= Fixed-Mobile Convergence Alliance =

The Fixed-Mobile Convergence Alliance, formed in mid-2004, was a global non-profit organisation for improving products for providing convergence between fixed and mobile networks. The FMCA was incorporated as a not-for-profit association under New York law in August 2006. The Alliance had a membership base of 20 leading global telecom operators, most of which were integrated telecom operators owning both fixed and mobile networks. The included vendor affiliation programme made the operators able to work closely with the associate members, who were all telecommunication vendors.

==Members==
The alliance was founded by six companies: British Telecom, NTT, Rogers Wireless, Brasil Telecom, Korea Telecom and Swisscom.
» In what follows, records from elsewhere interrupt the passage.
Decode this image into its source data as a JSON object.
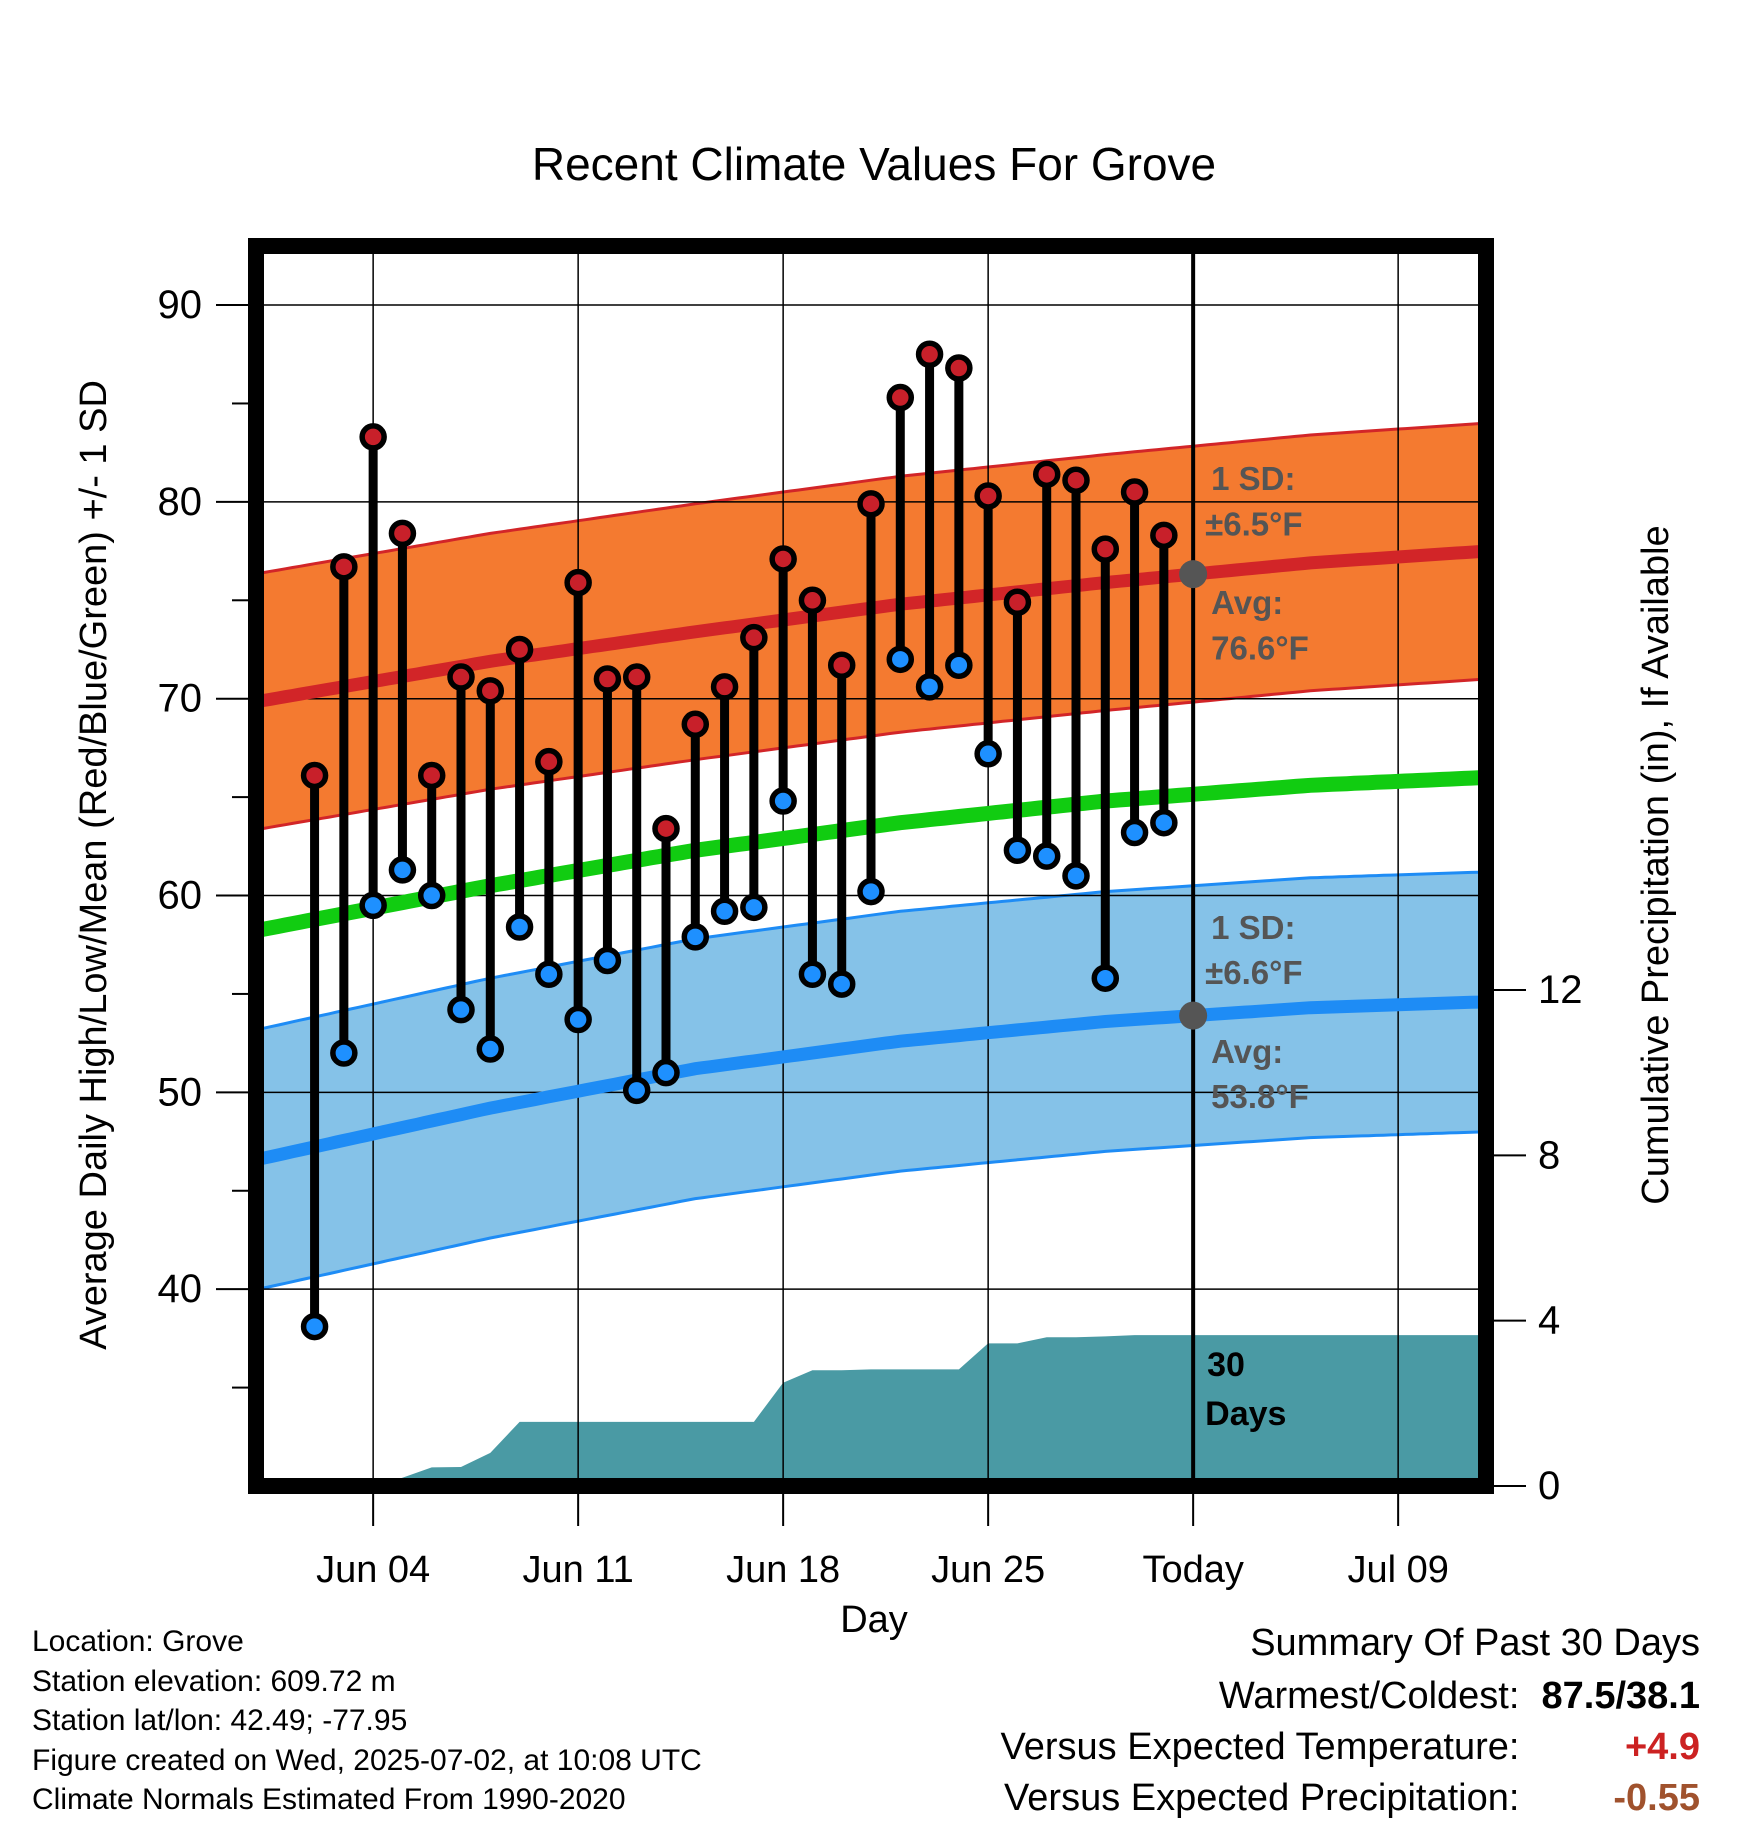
{
  "chart_data": {
    "type": "line",
    "title": "Recent Climate Values For Grove",
    "xlabel": "Day",
    "ylabel": "Average Daily High/Low/Mean (Red/Blue/Green) +/- 1 SD",
    "y2label": "Cumulative Precipitation (in), If Available",
    "ylim": [
      30,
      93
    ],
    "y2lim": [
      0,
      30
    ],
    "yticks": [
      "40",
      "50",
      "60",
      "70",
      "80",
      "90"
    ],
    "y2ticks": [
      "0",
      "4",
      "8",
      "12"
    ],
    "xlim": [
      "2025-05-31",
      "2025-07-12"
    ],
    "x_tick_dates": [
      "2025-06-04",
      "2025-06-11",
      "2025-06-18",
      "2025-06-25",
      "2025-07-02",
      "2025-07-09"
    ],
    "x_tick_labels": [
      "Jun 04",
      "Jun 11",
      "Jun 18",
      "Jun 25",
      "Today",
      "Jul 09"
    ],
    "grid": true,
    "today": "2025-07-02",
    "observed": {
      "dates": [
        "2025-06-02",
        "2025-06-03",
        "2025-06-04",
        "2025-06-05",
        "2025-06-06",
        "2025-06-07",
        "2025-06-08",
        "2025-06-09",
        "2025-06-10",
        "2025-06-11",
        "2025-06-12",
        "2025-06-13",
        "2025-06-14",
        "2025-06-15",
        "2025-06-16",
        "2025-06-17",
        "2025-06-18",
        "2025-06-19",
        "2025-06-20",
        "2025-06-21",
        "2025-06-22",
        "2025-06-23",
        "2025-06-24",
        "2025-06-25",
        "2025-06-26",
        "2025-06-27",
        "2025-06-28",
        "2025-06-29",
        "2025-06-30",
        "2025-07-01"
      ],
      "high": [
        66.1,
        76.7,
        83.3,
        78.4,
        66.1,
        71.1,
        70.4,
        72.5,
        66.8,
        75.9,
        71.0,
        71.1,
        63.4,
        68.7,
        70.6,
        73.1,
        77.1,
        75.0,
        71.7,
        79.9,
        85.3,
        87.5,
        86.8,
        80.3,
        74.9,
        81.4,
        81.1,
        77.6,
        80.5,
        78.3
      ],
      "low": [
        38.1,
        52.0,
        59.5,
        61.3,
        60.0,
        54.2,
        52.2,
        58.4,
        56.0,
        53.7,
        56.7,
        50.1,
        51.0,
        57.9,
        59.2,
        59.4,
        64.8,
        56.0,
        55.5,
        60.2,
        72.0,
        70.6,
        71.7,
        67.2,
        62.3,
        62.0,
        61.0,
        55.8,
        63.2,
        63.7
      ]
    },
    "normals": {
      "dates": [
        "2025-06-01",
        "2025-06-08",
        "2025-06-15",
        "2025-06-22",
        "2025-06-29",
        "2025-07-06",
        "2025-07-12"
      ],
      "avg_high": [
        70.1,
        71.9,
        73.4,
        74.8,
        75.9,
        76.9,
        77.5
      ],
      "avg_mean": [
        58.5,
        60.5,
        62.3,
        63.7,
        64.8,
        65.6,
        66.0
      ],
      "avg_low": [
        46.9,
        49.2,
        51.2,
        52.6,
        53.6,
        54.3,
        54.6
      ],
      "high_sd": 6.5,
      "low_sd": 6.6
    },
    "precip_cumulative": {
      "dates": [
        "2025-06-03",
        "2025-06-04",
        "2025-06-05",
        "2025-06-06",
        "2025-06-07",
        "2025-06-08",
        "2025-06-09",
        "2025-06-10",
        "2025-06-11",
        "2025-06-12",
        "2025-06-13",
        "2025-06-14",
        "2025-06-15",
        "2025-06-16",
        "2025-06-17",
        "2025-06-18",
        "2025-06-19",
        "2025-06-20",
        "2025-06-21",
        "2025-06-22",
        "2025-06-23",
        "2025-06-24",
        "2025-06-25",
        "2025-06-26",
        "2025-06-27",
        "2025-06-28",
        "2025-06-29",
        "2025-06-30",
        "2025-07-01",
        "2025-07-12"
      ],
      "values": [
        0.0,
        0.0,
        0.2,
        0.45,
        0.46,
        0.8,
        1.55,
        1.55,
        1.55,
        1.55,
        1.55,
        1.55,
        1.55,
        1.55,
        1.55,
        2.5,
        2.8,
        2.8,
        2.82,
        2.82,
        2.82,
        2.82,
        3.45,
        3.45,
        3.6,
        3.6,
        3.62,
        3.65,
        3.65,
        3.65
      ]
    },
    "annotations": {
      "high_sd_label": "1 SD:",
      "high_sd_value": "±6.5°F",
      "high_avg_label": "Avg:",
      "high_avg_value": "76.6°F",
      "low_sd_label": "1 SD:",
      "low_sd_value": "±6.6°F",
      "low_avg_label": "Avg:",
      "low_avg_value": "53.8°F",
      "window_label_1": "30",
      "window_label_2": "Days"
    },
    "colors": {
      "high_point": "#c8202a",
      "low_point": "#1e90ff",
      "high_band": "#f47a30",
      "high_line": "#d22528",
      "low_band": "#85c2e8",
      "low_line": "#1e8cf5",
      "mean_line": "#11cc11",
      "precip": "#4a9aa4",
      "marker_today": "#555555"
    }
  },
  "footer": {
    "location": "Location: Grove",
    "elevation": "Station elevation: 609.72 m",
    "latlon": "Station lat/lon: 42.49; -77.95",
    "created": "Figure created on Wed, 2025-07-02, at 10:08 UTC",
    "normals": "Climate Normals Estimated From 1990-2020"
  },
  "summary": {
    "heading": "Summary Of Past 30 Days",
    "warm_cold_label": "Warmest/Coldest:",
    "warm_cold_value": "87.5/38.1",
    "temp_label": "Versus Expected Temperature:",
    "temp_value": "+4.9",
    "temp_color": "#cc2222",
    "precip_label": "Versus Expected Precipitation:",
    "precip_value": "-0.55",
    "precip_color": "#a0522d"
  }
}
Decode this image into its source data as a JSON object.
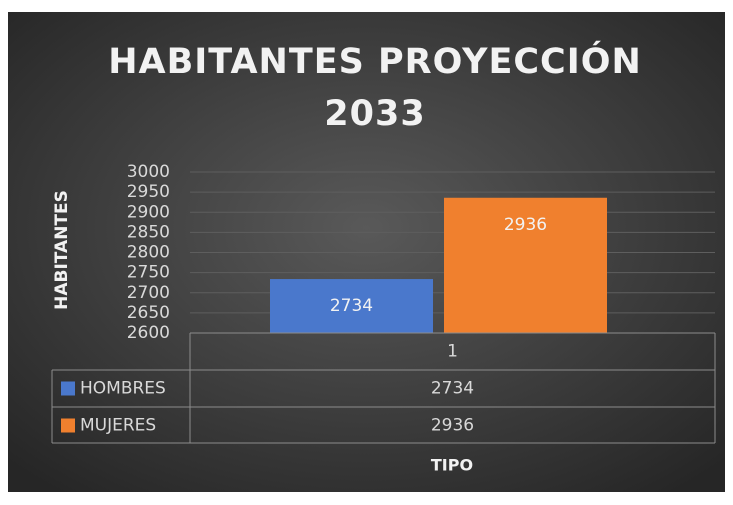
{
  "chart_data": {
    "type": "bar",
    "title": "HABITANTES PROYECCIÓN 2033",
    "y_axis_title": "HABITANTES",
    "x_axis_title": "TIPO",
    "categories": [
      "1"
    ],
    "series": [
      {
        "name": "HOMBRES",
        "color": "#4a78cc",
        "values": [
          2734
        ]
      },
      {
        "name": "MUJERES",
        "color": "#f0802e",
        "values": [
          2936
        ]
      }
    ],
    "ylim": [
      2600,
      3000
    ],
    "yticks": [
      2600,
      2650,
      2700,
      2750,
      2800,
      2850,
      2900,
      2950,
      3000
    ],
    "grid": true,
    "data_table": true
  }
}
The purpose of this alliance was to encourage seamless integration of mobile and fixed telephone services (Technological convergence).

The member operators had a customer base of over 850 million customers and collaborated with member vendors towards accelerated development and availability of Convergence products and services in areas such as devices, access points and home gateways, roaming and innovative applications.

==Standards==
In order to accomplish its goals, the FMCA developed close relationships with leading Standards Development, Specification and Certification Organisations (SDO/Fora), including the Wi-Fi Alliance, Wireless Broadband Alliance, Home Gateway Initiative and 3GPP. The FMCA actively contributed towards the delivery of existing and emerging standards that were relevant to FMCA product and service requirements. The FMCA did not aim to create standards but rather to accelerate the adoption of the Convergence technologies by encouraging consistency across product and equipment standards.

==Disbanding==
The FMCA was disbanded in March 2010, allegedly because of lack of demand for its services.